Incentives for HIT Adoption
Impending requirements for the adoption of health information technology and e-prescribing were also heavily discussed. Ultimately, the Dermatology Section Council voted with the majority of the AMA HOD in supporting policy that cautions lawmakers about the impact and potential unintended consequences of en-forcing financial penalties on physicians who do not adopt within established timeframes. In particular, dermatology argued that the high costs of adopting health information technology (HIT) and implementing and maintaining electronic medical records (EMR) are substantial for private practice physicians and that there should be reasonable and positive incentives to support HIT adoption.

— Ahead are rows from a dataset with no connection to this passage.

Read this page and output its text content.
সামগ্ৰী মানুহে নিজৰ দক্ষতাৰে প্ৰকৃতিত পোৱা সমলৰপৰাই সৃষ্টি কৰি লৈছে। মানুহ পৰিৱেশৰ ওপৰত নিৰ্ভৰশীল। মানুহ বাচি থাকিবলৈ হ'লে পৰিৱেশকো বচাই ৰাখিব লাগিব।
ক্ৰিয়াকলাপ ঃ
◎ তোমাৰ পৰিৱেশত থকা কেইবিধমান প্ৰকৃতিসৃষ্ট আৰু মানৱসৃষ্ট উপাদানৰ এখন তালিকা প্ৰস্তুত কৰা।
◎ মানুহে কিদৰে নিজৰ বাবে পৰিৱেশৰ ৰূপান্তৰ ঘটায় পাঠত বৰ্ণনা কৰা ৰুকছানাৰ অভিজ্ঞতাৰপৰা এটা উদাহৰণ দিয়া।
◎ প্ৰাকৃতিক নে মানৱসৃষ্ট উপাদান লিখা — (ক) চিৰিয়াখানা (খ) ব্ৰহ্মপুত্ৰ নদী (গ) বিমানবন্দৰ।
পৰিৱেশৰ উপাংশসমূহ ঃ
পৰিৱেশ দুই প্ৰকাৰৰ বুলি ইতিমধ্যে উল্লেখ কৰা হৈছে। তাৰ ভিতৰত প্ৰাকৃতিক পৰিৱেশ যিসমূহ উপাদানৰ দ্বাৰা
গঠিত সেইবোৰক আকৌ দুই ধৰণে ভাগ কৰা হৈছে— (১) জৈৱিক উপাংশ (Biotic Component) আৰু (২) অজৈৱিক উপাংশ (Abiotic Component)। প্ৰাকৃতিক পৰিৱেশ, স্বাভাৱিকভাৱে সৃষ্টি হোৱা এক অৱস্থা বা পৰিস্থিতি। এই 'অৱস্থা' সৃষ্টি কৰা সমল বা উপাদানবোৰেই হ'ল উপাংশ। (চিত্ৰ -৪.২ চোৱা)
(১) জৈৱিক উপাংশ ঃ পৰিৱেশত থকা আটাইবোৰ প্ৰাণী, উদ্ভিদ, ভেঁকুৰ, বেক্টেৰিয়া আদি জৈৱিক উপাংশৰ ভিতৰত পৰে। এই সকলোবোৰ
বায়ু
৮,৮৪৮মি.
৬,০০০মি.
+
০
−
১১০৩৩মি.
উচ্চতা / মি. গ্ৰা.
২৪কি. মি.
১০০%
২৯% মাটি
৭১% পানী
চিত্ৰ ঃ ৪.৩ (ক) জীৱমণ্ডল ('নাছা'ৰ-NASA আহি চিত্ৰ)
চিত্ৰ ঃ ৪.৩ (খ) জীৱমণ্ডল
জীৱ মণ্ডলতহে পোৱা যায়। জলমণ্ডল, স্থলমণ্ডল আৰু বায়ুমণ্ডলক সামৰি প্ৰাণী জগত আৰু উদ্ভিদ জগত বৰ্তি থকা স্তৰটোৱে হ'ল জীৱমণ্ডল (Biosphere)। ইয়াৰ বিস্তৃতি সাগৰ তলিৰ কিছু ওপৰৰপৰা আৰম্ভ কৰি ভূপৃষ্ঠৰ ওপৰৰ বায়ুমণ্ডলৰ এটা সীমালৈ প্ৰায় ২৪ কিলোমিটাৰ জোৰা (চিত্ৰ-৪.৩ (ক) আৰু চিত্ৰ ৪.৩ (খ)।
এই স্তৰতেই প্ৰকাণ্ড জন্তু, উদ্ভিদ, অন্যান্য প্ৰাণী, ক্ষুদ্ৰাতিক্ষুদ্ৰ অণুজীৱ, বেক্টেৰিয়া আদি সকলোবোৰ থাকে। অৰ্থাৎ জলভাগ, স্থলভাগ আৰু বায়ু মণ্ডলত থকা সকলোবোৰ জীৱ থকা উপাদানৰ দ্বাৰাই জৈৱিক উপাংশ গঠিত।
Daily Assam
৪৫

The subject of follow-on biologics has heated up over the past two years as the industry has sought to ensure a reasonable pathway for the introduction of biosimilars to the market, while preserving an appropriate length of time for exclusivity for brand-name biologics. The Academy’s Environment and Drugs Committee is considering a position for the Academy; however, in the meantime, the Dermatology Section Council supported the general principles of the adopted AMA policy to “make follow-on biologics more available to patients and physicians (as a lower-cost alter-native), while protecting patient safety and allowing a reasonable timeframe for FDA exclusivity and patent expiration.”The next meeting of the AMA HOD will take place Nov. 7-11 in Houston, where one of the Academy’s delegates, Cyndi Yag-Howard, M.D., will begin her campaign for election to the AMA’s Council on Constitution and Bylaws. Dr. Yag-Howard, an active member of the AMA HOD, and faithful contributor on behalf of dermatologists and patients, started her service as a resident physician. She currently serves as the chair of the AMA’s Specialty and Service Society Section the largest caucus for specialty society and service society representatives within the AMA HOD.